Jadi, alih-alih membela nilai kemanusiaan universal, para populis mengusung partikularisme dan elergi terhadap pluralisme. Mereka menggunakan isu ras dan agama untuk memobilisasi massa. Tentu ini menjadi ancaman bagi negara demokrasi. Dengan kekuatan massa dan tanpa mengindahkan prosedur yang berlaku, mereka menekan pemerintah dan masyarakat untuk tunduk terhadap keinginan mereka.

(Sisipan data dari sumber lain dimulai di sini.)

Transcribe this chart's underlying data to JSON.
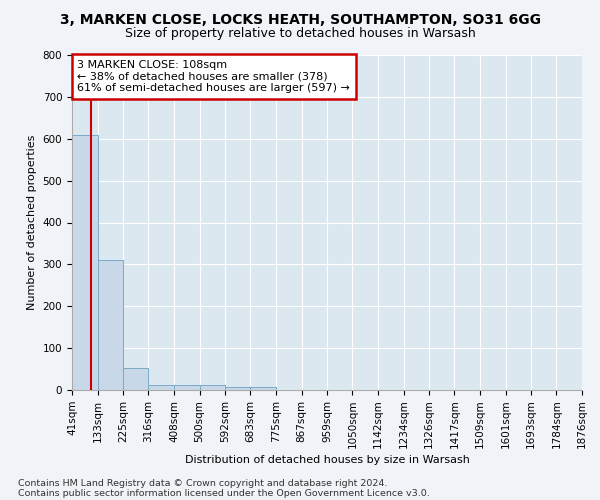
{
  "title1": "3, MARKEN CLOSE, LOCKS HEATH, SOUTHAMPTON, SO31 6GG",
  "title2": "Size of property relative to detached houses in Warsash",
  "xlabel": "Distribution of detached houses by size in Warsash",
  "ylabel": "Number of detached properties",
  "footnote1": "Contains HM Land Registry data © Crown copyright and database right 2024.",
  "footnote2": "Contains public sector information licensed under the Open Government Licence v3.0.",
  "bin_edges": [
    41,
    133,
    225,
    316,
    408,
    500,
    592,
    683,
    775,
    867,
    959,
    1050,
    1142,
    1234,
    1326,
    1417,
    1509,
    1601,
    1693,
    1784,
    1876
  ],
  "counts": [
    608,
    310,
    52,
    12,
    13,
    12,
    6,
    8,
    0,
    0,
    0,
    0,
    0,
    0,
    0,
    0,
    0,
    0,
    0,
    0
  ],
  "bar_color": "#c8d8e8",
  "bar_edge_color": "#7aaac8",
  "property_size": 108,
  "annotation_line1": "3 MARKEN CLOSE: 108sqm",
  "annotation_line2": "← 38% of detached houses are smaller (378)",
  "annotation_line3": "61% of semi-detached houses are larger (597) →",
  "annotation_box_color": "#ffffff",
  "annotation_box_edge": "#cc0000",
  "red_line_color": "#cc0000",
  "plot_bg_color": "#dce8f0",
  "fig_bg_color": "#f0f4f8",
  "ylim": [
    0,
    800
  ],
  "yticks": [
    0,
    100,
    200,
    300,
    400,
    500,
    600,
    700,
    800
  ],
  "title1_fontsize": 10,
  "title2_fontsize": 9,
  "xlabel_fontsize": 8,
  "ylabel_fontsize": 8,
  "tick_fontsize": 7.5,
  "footnote_fontsize": 6.8
}
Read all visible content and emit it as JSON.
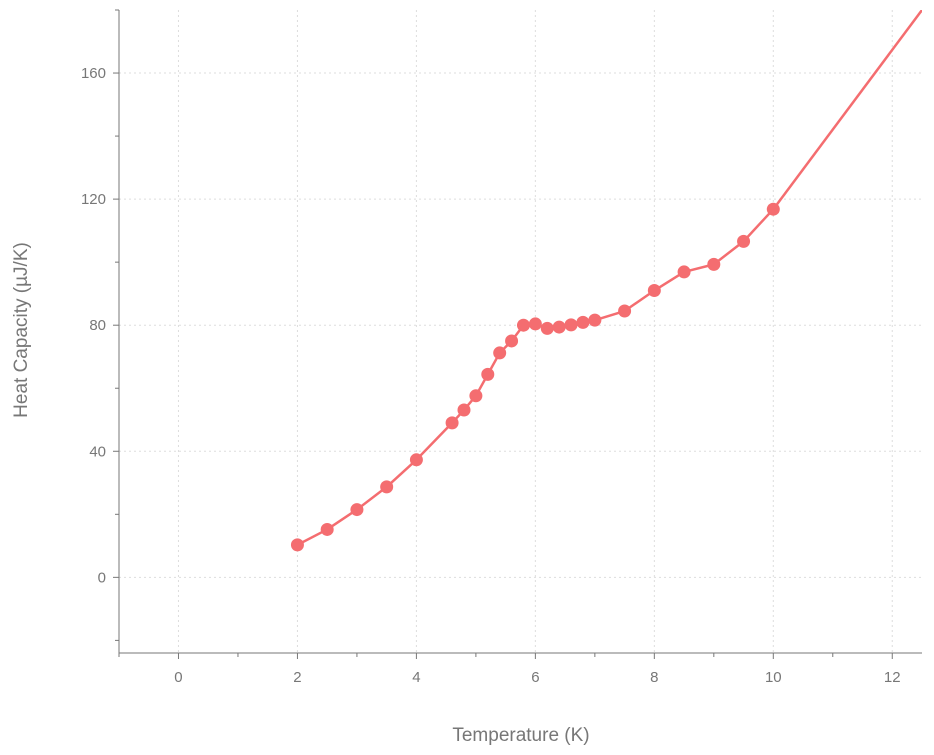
{
  "chart_data": {
    "type": "line",
    "xlabel": "Temperature (K)",
    "ylabel": "Heat Capacity (µJ/K)",
    "xlim": [
      -1,
      12.5
    ],
    "ylim": [
      -24,
      180
    ],
    "x_ticks": [
      0,
      2,
      4,
      6,
      8,
      10,
      12
    ],
    "y_ticks": [
      0,
      40,
      80,
      120,
      160
    ],
    "grid": true,
    "series": [
      {
        "markers": true,
        "x": [
          2,
          2.5,
          3,
          3.5,
          4,
          4.6,
          4.8,
          5,
          5.2,
          5.4,
          5.6,
          5.8,
          6,
          6.2,
          6.4,
          6.6,
          6.8,
          7,
          7.5,
          8,
          8.5,
          9,
          9.5,
          10
        ],
        "y": [
          10.3,
          15.2,
          21.5,
          28.7,
          37.3,
          49,
          53.1,
          57.6,
          64.4,
          71.2,
          75,
          80,
          80.4,
          79,
          79.4,
          80.1,
          80.9,
          81.6,
          84.5,
          91,
          96.9,
          99.3,
          106.6,
          116.8
        ]
      },
      {
        "markers": false,
        "x": [
          10,
          12.5
        ],
        "y": [
          116.8,
          180
        ]
      }
    ],
    "colors": {
      "series": "#f46d70",
      "axis": "#777777",
      "grid": "#dddddd",
      "background": "#ffffff"
    }
  }
}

Pada ranah sosial, populisme mengancam kerukunan. Para populis yang anti terhadap keberagaman mengisi ruang publik dengan ancaman dan ungkapan kebencian. Akibatnya, minoritas sering menjadi korban yang berujung pada konflik kekerasan.
Untuk itu diperlukan berbagai upaya untuk menangkal kebencian berbalut populisme. Salah satunya adalah dengan memperluas dan meningkatkan mutu partisipasi publik. Pada level masyarakat, partisipasi publik dapat ditingkatkan melalui lembaga-lembaga sosial. Masyarakat perlu mengorganisasi diri untuk memperjuangkan program-program konkret dalam kehidupan mereka sehari-hari.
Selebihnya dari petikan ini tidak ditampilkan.